Because she consistently wins on the recipe “tour” Chan has become something of a legend in the annals of recipe contesting. The recently published “Cookoffs—Recipe Fever in America,” a book about the phenomenon, has a whole chapter devoted to Chan entitled simply “Roxanne.”  

Chan attributes her fame in the field of contesting to her longevity more than anything else. “I keep on winning. There are contesters that win bigger prizes than I do more consistently, but I do win quite a bit.” 

It’s no surprise to Chan that she won for her latest slaw entry. “Slaws are one of my big things. I’m known for my prize-winning slaws,” says Chan. “I just like to experiment with all different types of cabbages, fruits and vegetables.” 

While that love of experimentation has won her awards, Chan is quick to point out that in order to be successful as a contester you have to know your audience. 

What might work with Steinfeld’s, the sauerkraut company from Oregon that sponsored her raspberry slaw recipe, wouldn’t necessarily go over in the more conservative dining Midwest. 

“This recipe might not fly in a national contest because it’s a little bit too California cuisiney,” says Chan. “I wouldn’t send this in to some national slaw contest. But, Oregon, Washington, California, out here you would do it. These are the types of things you pick up from experience.” 

While you might not know Chan’s name at first glance, there’s a good chance you’ve tried one of her recipes. They’ve been published in conjunction with contests co-sponsored by Sunset and Bon Appetite magazine and have even appeared on food packages. A Ronzoni pasta package featured her salmon pasta dish, complete with her name, for years.  

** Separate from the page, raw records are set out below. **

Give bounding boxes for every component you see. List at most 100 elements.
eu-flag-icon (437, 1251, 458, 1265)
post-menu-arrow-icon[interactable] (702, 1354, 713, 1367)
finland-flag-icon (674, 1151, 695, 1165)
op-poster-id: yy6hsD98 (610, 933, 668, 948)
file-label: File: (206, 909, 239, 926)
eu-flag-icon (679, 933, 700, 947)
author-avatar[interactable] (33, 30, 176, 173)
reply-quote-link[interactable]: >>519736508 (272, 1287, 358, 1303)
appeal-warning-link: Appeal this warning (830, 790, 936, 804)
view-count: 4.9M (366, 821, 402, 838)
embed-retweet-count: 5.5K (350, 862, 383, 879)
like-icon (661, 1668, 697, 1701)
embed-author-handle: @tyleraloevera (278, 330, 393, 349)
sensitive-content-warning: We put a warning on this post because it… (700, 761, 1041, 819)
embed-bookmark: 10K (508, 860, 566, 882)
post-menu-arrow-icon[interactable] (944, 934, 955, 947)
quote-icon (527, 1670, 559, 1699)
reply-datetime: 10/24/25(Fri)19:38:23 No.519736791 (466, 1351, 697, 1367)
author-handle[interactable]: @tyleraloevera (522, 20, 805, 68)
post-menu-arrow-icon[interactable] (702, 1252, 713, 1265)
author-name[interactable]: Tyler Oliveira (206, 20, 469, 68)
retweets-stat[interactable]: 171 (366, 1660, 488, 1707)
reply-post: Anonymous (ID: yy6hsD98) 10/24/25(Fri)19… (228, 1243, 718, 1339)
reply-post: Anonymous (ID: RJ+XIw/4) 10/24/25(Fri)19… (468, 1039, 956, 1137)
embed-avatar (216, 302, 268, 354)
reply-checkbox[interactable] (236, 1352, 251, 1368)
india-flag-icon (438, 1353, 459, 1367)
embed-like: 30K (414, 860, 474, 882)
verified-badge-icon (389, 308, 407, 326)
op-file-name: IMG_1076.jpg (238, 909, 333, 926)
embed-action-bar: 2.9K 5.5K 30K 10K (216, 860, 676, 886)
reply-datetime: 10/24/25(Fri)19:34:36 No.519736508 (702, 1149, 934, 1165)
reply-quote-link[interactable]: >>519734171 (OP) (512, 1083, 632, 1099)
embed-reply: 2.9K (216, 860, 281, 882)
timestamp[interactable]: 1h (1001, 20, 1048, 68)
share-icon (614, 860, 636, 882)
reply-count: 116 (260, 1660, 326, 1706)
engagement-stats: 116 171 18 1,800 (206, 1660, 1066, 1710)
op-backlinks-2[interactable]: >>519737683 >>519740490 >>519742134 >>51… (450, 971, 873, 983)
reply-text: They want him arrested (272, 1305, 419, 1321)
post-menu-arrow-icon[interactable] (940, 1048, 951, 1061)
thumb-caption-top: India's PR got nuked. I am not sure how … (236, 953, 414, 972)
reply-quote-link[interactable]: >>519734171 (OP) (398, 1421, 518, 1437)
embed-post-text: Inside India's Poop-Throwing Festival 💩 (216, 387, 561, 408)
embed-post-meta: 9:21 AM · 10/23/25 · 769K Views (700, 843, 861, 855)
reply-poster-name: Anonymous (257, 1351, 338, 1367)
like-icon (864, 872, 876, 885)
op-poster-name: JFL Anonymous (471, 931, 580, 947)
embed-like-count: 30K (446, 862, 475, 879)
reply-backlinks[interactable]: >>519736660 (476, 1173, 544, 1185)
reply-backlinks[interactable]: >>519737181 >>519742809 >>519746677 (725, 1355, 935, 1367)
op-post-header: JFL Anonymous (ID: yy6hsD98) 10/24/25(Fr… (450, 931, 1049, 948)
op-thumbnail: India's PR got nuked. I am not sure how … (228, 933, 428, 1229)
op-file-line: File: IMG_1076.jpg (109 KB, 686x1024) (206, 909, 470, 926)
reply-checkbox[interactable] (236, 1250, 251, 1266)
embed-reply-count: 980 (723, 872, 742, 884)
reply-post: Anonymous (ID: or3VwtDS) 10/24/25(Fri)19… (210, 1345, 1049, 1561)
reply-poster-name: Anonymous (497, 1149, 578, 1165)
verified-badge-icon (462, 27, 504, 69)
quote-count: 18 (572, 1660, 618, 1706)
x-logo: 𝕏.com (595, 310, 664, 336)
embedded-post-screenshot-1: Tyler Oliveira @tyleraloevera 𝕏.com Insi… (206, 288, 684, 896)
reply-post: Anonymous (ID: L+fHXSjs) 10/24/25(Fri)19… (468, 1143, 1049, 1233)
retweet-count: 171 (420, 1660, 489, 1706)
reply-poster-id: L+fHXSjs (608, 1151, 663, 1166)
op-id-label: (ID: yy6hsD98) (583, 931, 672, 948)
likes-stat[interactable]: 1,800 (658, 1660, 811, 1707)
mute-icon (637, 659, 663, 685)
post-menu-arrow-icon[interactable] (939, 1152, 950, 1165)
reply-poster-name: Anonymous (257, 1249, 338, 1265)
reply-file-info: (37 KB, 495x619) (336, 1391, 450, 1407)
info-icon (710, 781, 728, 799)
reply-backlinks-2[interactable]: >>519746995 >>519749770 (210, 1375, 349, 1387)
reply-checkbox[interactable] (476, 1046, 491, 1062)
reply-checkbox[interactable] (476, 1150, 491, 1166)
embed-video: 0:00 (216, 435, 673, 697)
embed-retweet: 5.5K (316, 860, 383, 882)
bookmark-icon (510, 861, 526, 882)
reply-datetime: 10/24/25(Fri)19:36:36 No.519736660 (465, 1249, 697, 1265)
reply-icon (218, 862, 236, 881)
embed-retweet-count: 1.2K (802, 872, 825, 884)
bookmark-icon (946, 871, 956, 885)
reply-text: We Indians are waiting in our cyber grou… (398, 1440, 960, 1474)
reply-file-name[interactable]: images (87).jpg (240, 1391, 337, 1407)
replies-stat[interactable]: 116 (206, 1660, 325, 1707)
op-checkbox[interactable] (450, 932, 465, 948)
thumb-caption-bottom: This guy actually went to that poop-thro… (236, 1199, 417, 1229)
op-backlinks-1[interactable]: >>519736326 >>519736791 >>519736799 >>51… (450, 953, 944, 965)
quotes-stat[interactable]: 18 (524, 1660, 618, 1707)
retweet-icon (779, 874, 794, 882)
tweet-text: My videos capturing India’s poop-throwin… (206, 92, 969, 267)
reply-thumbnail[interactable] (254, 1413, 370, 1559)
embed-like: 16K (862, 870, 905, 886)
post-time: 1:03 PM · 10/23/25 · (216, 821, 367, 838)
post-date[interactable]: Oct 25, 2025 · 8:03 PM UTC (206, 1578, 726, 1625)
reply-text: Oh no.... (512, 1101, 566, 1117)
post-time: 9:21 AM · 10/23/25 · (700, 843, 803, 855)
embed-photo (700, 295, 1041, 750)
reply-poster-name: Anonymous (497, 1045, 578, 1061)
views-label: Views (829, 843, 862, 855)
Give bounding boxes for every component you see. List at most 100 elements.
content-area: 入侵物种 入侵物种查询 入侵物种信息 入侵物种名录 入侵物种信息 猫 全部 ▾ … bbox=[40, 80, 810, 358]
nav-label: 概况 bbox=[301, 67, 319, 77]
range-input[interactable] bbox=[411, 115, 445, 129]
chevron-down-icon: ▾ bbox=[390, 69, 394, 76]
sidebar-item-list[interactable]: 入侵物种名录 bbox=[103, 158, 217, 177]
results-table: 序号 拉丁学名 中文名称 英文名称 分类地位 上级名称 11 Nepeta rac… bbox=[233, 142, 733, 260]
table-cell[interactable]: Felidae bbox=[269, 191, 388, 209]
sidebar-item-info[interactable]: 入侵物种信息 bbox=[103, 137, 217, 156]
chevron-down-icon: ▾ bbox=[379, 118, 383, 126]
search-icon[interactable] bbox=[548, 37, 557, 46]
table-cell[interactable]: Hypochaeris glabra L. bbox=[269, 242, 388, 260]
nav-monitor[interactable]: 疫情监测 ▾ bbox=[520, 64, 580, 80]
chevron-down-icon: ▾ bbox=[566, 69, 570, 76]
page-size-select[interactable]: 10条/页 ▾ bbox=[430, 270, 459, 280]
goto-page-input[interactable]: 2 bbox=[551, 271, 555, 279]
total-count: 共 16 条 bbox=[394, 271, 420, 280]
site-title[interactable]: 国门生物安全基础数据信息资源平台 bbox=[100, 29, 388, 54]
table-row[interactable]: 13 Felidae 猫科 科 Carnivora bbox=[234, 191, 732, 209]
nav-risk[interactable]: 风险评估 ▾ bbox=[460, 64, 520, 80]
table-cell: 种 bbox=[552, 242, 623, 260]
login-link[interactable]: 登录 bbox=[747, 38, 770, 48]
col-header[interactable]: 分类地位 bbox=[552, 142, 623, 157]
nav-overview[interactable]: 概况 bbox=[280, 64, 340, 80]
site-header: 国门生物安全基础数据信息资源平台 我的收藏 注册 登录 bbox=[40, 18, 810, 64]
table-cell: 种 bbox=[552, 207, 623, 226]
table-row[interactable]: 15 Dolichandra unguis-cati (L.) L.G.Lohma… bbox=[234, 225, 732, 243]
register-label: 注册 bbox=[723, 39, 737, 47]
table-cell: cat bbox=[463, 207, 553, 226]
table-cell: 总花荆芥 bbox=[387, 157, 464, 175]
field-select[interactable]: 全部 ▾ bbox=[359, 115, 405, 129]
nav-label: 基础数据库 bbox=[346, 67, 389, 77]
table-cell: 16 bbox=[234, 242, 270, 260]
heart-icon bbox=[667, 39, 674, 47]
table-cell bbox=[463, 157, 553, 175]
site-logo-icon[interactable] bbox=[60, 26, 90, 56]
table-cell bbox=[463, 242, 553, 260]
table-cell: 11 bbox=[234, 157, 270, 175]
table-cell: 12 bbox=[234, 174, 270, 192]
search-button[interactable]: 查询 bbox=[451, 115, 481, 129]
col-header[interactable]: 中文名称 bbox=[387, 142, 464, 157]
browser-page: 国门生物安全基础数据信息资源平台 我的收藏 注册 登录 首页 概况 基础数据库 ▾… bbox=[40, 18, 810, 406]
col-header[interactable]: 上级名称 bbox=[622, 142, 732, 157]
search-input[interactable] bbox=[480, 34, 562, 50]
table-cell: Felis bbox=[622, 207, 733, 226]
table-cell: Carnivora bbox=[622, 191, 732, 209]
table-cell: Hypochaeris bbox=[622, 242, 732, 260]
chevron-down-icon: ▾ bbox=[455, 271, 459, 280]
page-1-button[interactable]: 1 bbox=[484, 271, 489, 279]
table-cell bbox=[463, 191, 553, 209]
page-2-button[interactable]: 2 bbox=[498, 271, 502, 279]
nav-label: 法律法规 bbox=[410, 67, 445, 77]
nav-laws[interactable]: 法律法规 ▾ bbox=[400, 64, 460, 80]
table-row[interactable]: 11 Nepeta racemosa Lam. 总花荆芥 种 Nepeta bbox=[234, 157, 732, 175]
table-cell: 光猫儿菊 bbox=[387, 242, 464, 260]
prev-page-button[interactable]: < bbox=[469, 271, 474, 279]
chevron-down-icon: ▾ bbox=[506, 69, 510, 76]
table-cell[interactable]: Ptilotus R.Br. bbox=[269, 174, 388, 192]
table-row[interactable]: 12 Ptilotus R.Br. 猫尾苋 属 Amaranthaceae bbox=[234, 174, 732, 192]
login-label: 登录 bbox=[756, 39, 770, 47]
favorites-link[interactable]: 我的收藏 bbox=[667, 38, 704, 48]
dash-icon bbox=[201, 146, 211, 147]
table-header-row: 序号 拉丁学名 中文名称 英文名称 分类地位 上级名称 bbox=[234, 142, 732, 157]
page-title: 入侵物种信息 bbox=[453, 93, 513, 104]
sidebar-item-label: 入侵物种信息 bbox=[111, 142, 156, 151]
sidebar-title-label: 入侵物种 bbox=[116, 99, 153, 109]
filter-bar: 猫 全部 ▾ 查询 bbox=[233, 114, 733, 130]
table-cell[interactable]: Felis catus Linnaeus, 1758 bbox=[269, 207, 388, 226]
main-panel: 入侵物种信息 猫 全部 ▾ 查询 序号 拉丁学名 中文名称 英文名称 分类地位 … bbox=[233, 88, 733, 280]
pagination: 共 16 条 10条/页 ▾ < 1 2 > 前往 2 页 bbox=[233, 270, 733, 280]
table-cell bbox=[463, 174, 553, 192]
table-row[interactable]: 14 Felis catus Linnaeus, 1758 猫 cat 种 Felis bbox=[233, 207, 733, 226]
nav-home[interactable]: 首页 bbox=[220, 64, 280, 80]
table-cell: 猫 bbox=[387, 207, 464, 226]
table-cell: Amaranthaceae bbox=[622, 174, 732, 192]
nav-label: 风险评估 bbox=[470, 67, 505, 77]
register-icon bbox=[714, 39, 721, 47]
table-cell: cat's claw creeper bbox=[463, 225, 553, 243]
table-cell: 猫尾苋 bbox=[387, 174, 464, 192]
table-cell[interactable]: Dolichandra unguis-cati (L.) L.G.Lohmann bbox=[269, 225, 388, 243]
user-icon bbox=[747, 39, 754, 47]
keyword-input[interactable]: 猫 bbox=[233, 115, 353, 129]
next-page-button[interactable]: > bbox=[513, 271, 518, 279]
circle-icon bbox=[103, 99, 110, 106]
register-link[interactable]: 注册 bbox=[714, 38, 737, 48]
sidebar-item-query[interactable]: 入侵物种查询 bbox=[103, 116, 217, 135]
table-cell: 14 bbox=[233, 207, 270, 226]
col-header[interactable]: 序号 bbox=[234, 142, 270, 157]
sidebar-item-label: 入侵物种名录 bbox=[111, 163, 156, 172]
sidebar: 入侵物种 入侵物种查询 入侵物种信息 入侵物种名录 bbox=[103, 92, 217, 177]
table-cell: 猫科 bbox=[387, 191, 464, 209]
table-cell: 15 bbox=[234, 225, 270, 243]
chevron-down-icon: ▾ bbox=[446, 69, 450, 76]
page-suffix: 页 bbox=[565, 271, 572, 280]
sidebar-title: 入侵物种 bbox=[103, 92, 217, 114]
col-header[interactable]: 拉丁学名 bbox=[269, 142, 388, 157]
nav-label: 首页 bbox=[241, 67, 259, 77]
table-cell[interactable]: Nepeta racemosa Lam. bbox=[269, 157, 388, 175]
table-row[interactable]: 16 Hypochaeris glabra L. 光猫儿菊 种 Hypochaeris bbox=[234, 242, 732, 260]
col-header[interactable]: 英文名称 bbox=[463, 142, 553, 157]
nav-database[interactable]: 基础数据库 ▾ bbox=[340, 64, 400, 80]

While Chan has five large photo albums stuffed with her winning recipes—enough for more than a few recipes books—she realizes that they are the property of the companies that sponsored the contests. For Chan to have them published under her name would require the company’s consent, but don’t look for that anytime soon. “Of course, I have enough to put together a book but I would probably only do it when I stopped contesting,” says Chan.